Schwiegershausen
Schwiegershausen im Wandel der Jahrhunderte
Nordwestlich der heutigen Ortslage von Schwiegershausen bestand bereits vor 7200 Jahren eine kleine Siedlung, die der bandkeramischen Kultur zugerechnet wird. Im Mittelalter kam es zur Anlage eines Dorfes in der von Hügeln umgebenen Talaue. Die fruchtbaren Lößböden ermöglichten eine landwirtschaftliche Nutzung des Geländes, auch wenn die zum Teil steil abfallenden Hänge dessen Bearbeitung erschwerten. Die mittelalterliche Siedlung lag relativ abgeschlossen, da keine Straße überregionaler Bedeutung das Dorf durchzog, es bestanden lediglich einige Verbindungswege zu den benachbarten Siedlungen.
Schwiegershausen gehörte seit dem 12. Jahrhundert zum Herrschaftsbereich der Welfen. Die Grundherrschaft hatten verschiedene Adelsfamilien und Klöster inne. So verfügten neben den welfischen Landesherren auch die Grafen von Northeim, die Grafen von Katlenburg und die Grafen von Waldeck sowie die Herren von Bovenden und die Herren von Windhausen über Rechte und Besitzungen in Schwiegershausen. Auch die Klöster Pöhlde, Katlenburg, Northeim und St. Jacobi in Osterode besaßen Rechte in dem Dorf. Die Vielzahl von Besitzern und Inhabern von Rechten macht deutlich, wie kompliziert die Verhältnisse in dieser Siedlung waren, die - wie eine Urkunde aus dem Jahr 1315 berichtet - lediglich aus einem großen Meierhof und 14 kleineren Hofstellen bestand. Die spätere Bezeichnung Junkernhof, die heute noch in einer Straßenbezeichnung fortlebt, erinnert an den adeligen Grundherren dieses großen Hofes. Mit der Aufhebung der Klöster während der Reformation fielen deren Besitzungen an den Landesherren. Auch durch Erbschaften bzw. durch den sogenannten Heimfall von Lehen gelang es den Herzögen von Braunschweig-Grubenhagen, zum größten Grundherrn in Schwiegershausen zu werden. Im Jahre 1599 zählte man 64 Hofstellen im Dorf.

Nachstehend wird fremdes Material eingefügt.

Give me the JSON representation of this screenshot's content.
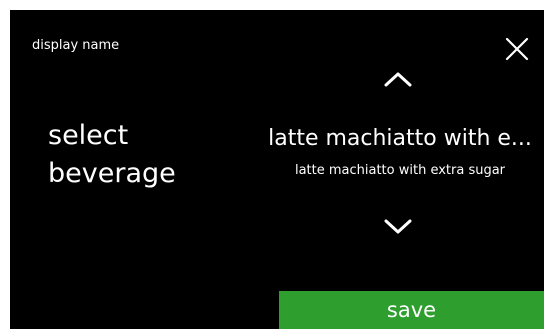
{
  "header": {
    "title": "display name",
    "close_icon": "close-icon"
  },
  "left_panel": {
    "label_line1": "select",
    "label_line2": "beverage"
  },
  "selector": {
    "up_icon": "chevron-up-icon",
    "down_icon": "chevron-down-icon",
    "value_truncated": "latte machiatto with e...",
    "value_full": "latte machiatto with extra sugar"
  },
  "footer": {
    "save_label": "save"
  },
  "colors": {
    "background": "#000000",
    "text": "#ffffff",
    "save_button": "#2e9e2e"
  }
}
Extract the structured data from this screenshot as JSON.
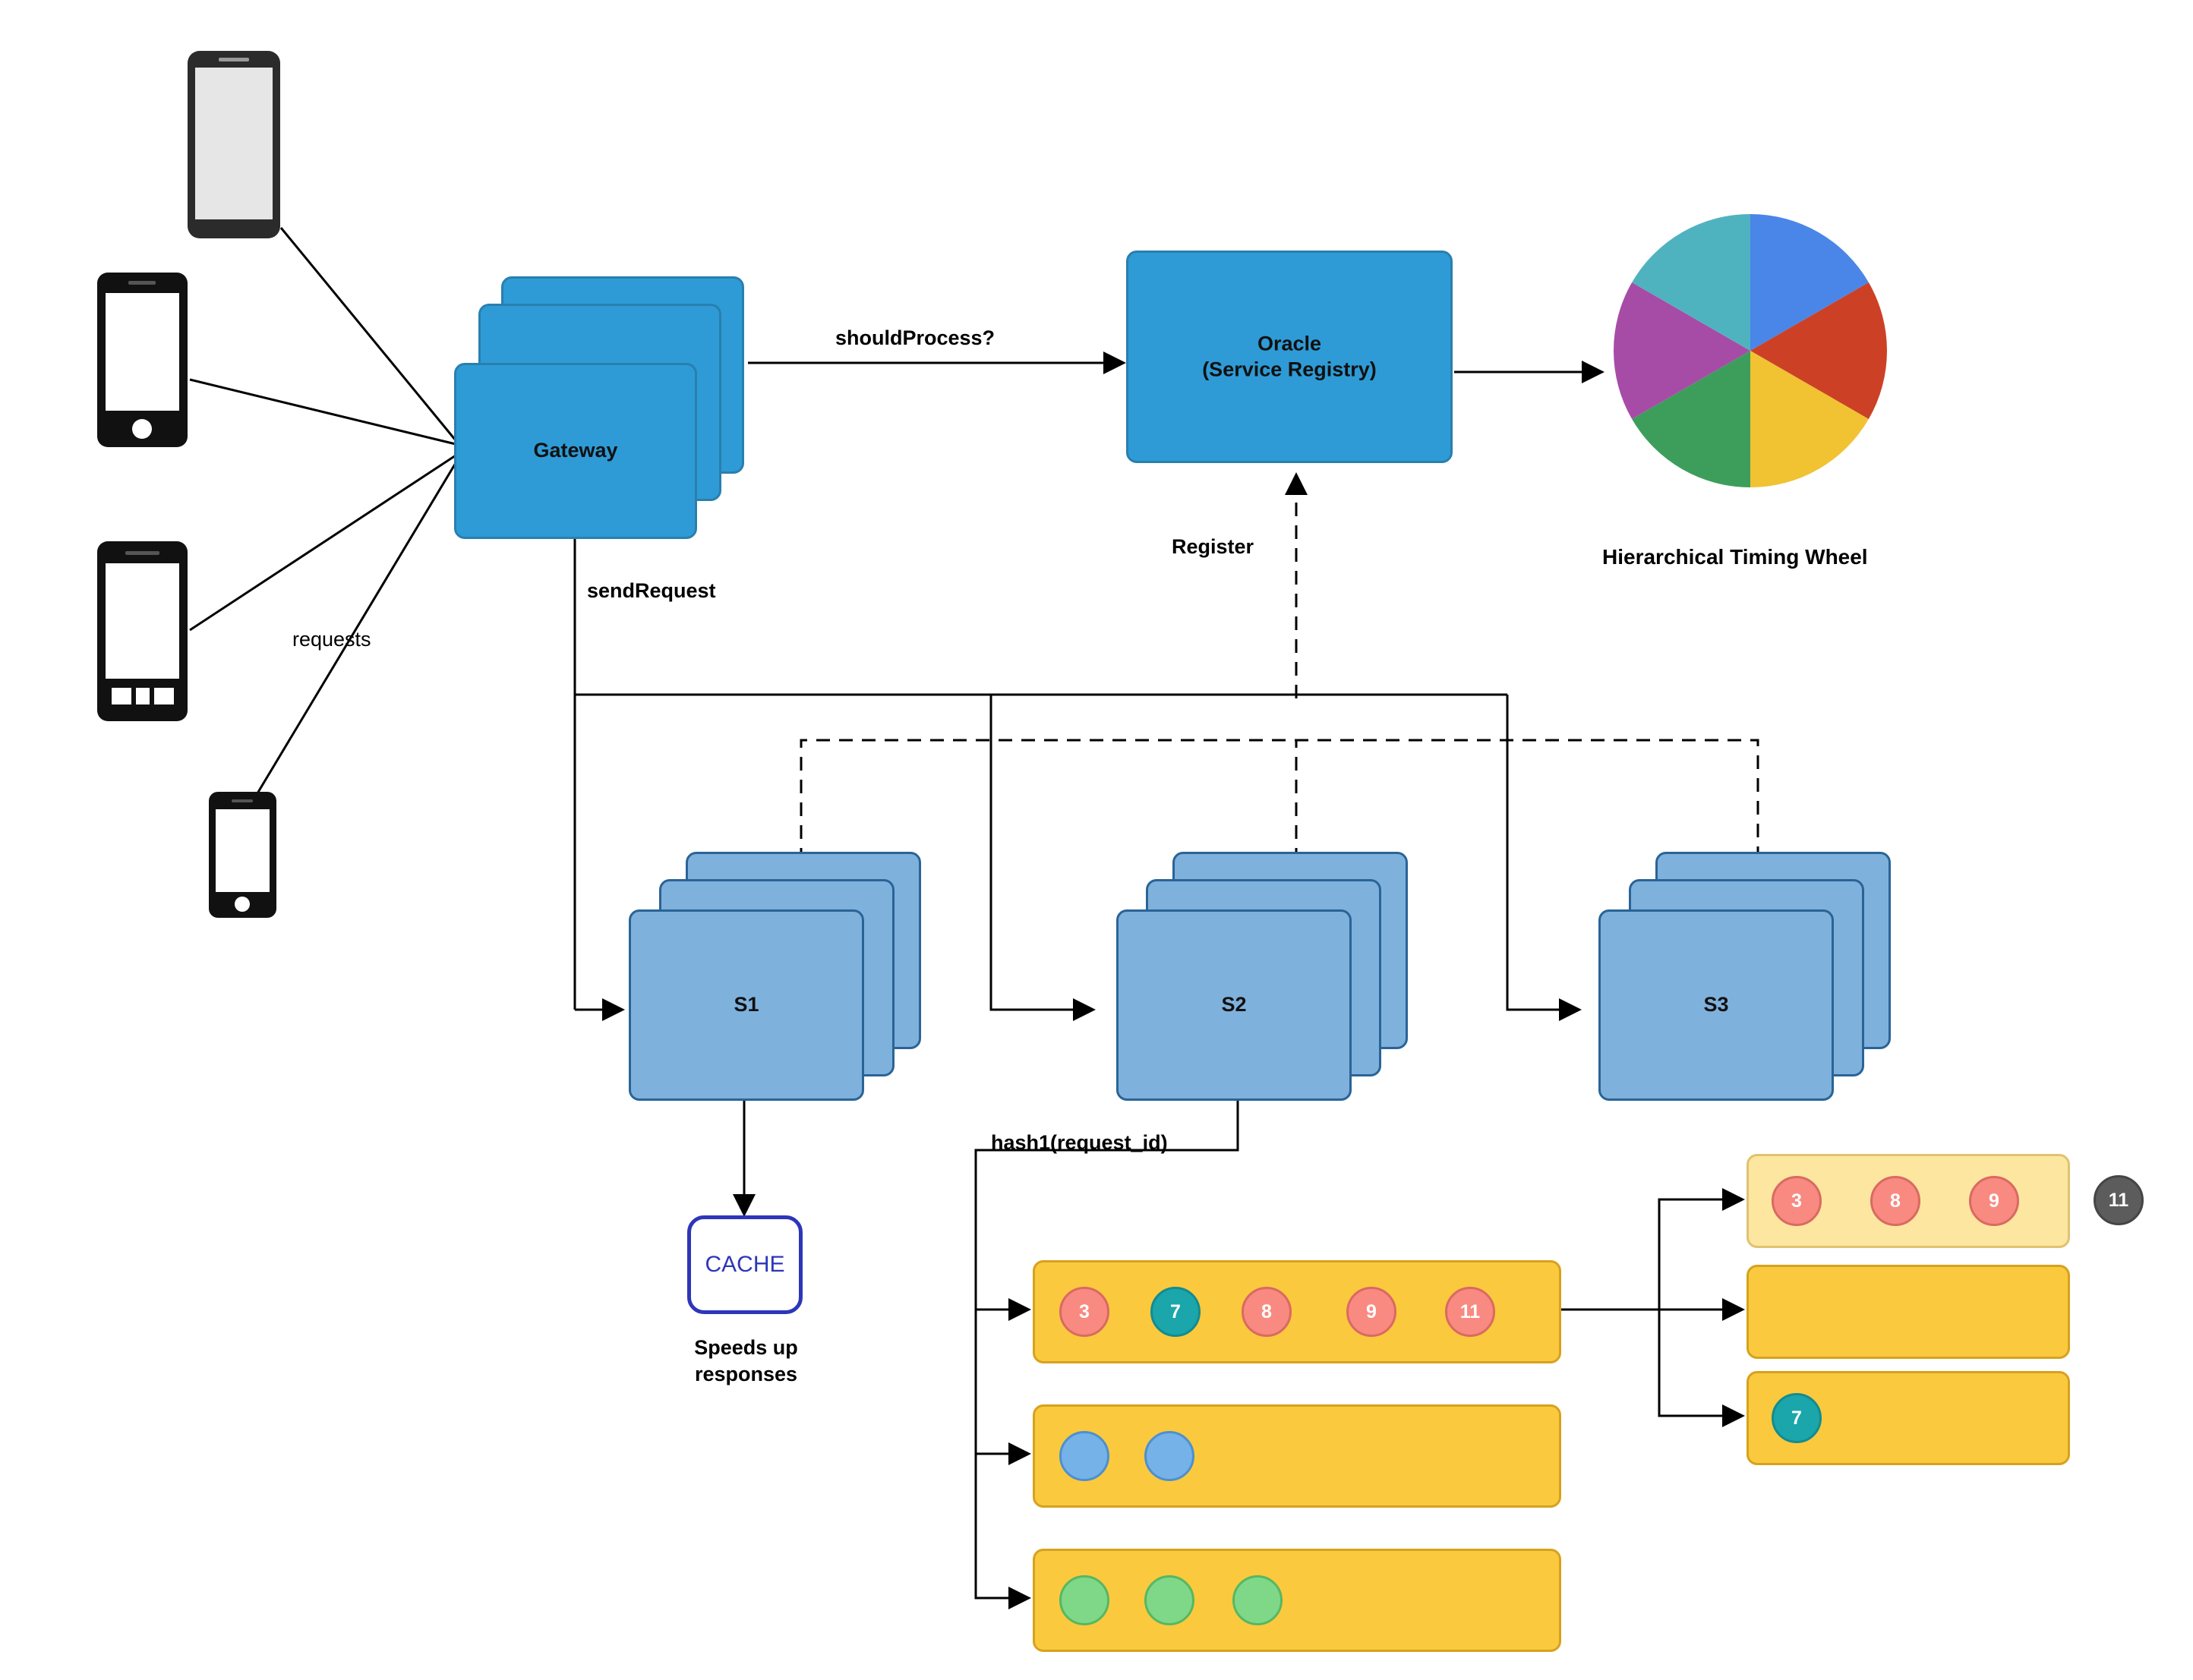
{
  "diagram": {
    "title_labels": {
      "timing_wheel": "Hierarchical Timing Wheel",
      "cache_caption": "Speeds up\nresponses"
    },
    "nodes": {
      "gateway": "Gateway",
      "oracle": "Oracle\n(Service Registry)",
      "oracle_line1": "Oracle",
      "oracle_line2": "(Service Registry)",
      "s1": "S1",
      "s2": "S2",
      "s3": "S3",
      "cache": "CACHE"
    },
    "edges": {
      "requests": "requests",
      "should_process": "shouldProcess?",
      "send_request": "sendRequest",
      "register": "Register",
      "hash1": "hash1(request_id)"
    },
    "cache_caption_line1": "Speeds up",
    "cache_caption_line2": "responses",
    "devices": [
      {
        "name": "tablet-light",
        "kind": "tablet-light"
      },
      {
        "name": "phone-dark-1",
        "kind": "phone-dark"
      },
      {
        "name": "tablet-dark",
        "kind": "tablet-dark"
      },
      {
        "name": "phone-dark-small",
        "kind": "phone-small"
      }
    ],
    "timing_wheel": {
      "slices": [
        {
          "color": "#4a86e8",
          "label": ""
        },
        {
          "color": "#cc4125",
          "label": ""
        },
        {
          "color": "#f1c232",
          "label": ""
        },
        {
          "color": "#3d9e5c",
          "label": ""
        },
        {
          "color": "#a64ca6",
          "label": ""
        },
        {
          "color": "#4fb3bf",
          "label": ""
        }
      ]
    },
    "hash_buckets": [
      {
        "name": "bucket-row-1",
        "items": [
          {
            "value": "3",
            "color": "red"
          },
          {
            "value": "7",
            "color": "teal"
          },
          {
            "value": "8",
            "color": "red"
          },
          {
            "value": "9",
            "color": "red"
          },
          {
            "value": "11",
            "color": "red"
          }
        ]
      },
      {
        "name": "bucket-row-2",
        "items": [
          {
            "value": "",
            "color": "blue"
          },
          {
            "value": "",
            "color": "blue"
          }
        ]
      },
      {
        "name": "bucket-row-3",
        "items": [
          {
            "value": "",
            "color": "green"
          },
          {
            "value": "",
            "color": "green"
          },
          {
            "value": "",
            "color": "green"
          }
        ]
      }
    ],
    "split_buckets": [
      {
        "name": "split-bucket-1",
        "items": [
          {
            "value": "3",
            "color": "red"
          },
          {
            "value": "8",
            "color": "red"
          },
          {
            "value": "9",
            "color": "red"
          }
        ]
      },
      {
        "name": "split-bucket-2",
        "items": []
      },
      {
        "name": "split-bucket-3",
        "items": [
          {
            "value": "7",
            "color": "teal"
          }
        ]
      }
    ],
    "floating_badge": {
      "value": "11",
      "color": "gray"
    },
    "colors": {
      "gateway_fill": "#2e9bd6",
      "service_fill": "#7fb1dd",
      "bucket_fill": "#fbc93d",
      "bucket_light_fill": "#fce6a0",
      "cache_border": "#2d36b8",
      "red_ball": "#f98a81",
      "teal_ball": "#1aa6ab",
      "blue_ball": "#74b2e8",
      "green_ball": "#7ed888",
      "gray_badge": "#5c5c5c"
    }
  }
}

Im Dreißigjährigen Krieg (1618 - 1648) kam es auch in Schwiegershausen zu zahlreichen Zerstörungen. Plünderungen und Kontributionen ließen die Einwohner verarmen. Gewalttaten durchziehender Truppen und Seuchen dezimierten die Bevölkerung. Ähnliche Folgen für die Menschen hatte auch der Siebenjährige Krieg (1756 - 1763), in dessen Verlauf das Dorf mehrfach von französischen Soldaten besetzt wurde. 1698 lebten 379 Einwohner in der Gemeinde.
Im 18. Jahrhundert verbesserte die Einführung des Kartoffelanbaues und vor allem der verstärkte Anbau von Flachs und dessen Weiterverarbeitung zu Leinen die Ertragslage der Höhe. Im Dorf gab es auch einige Handwerker, die jedoch fast ausschließlich die landwirtschaftlichen Produkte weiterverarbeiteten (Mühle bereits seit 1250) bzw. für die bäuerlichen Betriebe (z. B. Stellmacher, Schmiede) produzierten.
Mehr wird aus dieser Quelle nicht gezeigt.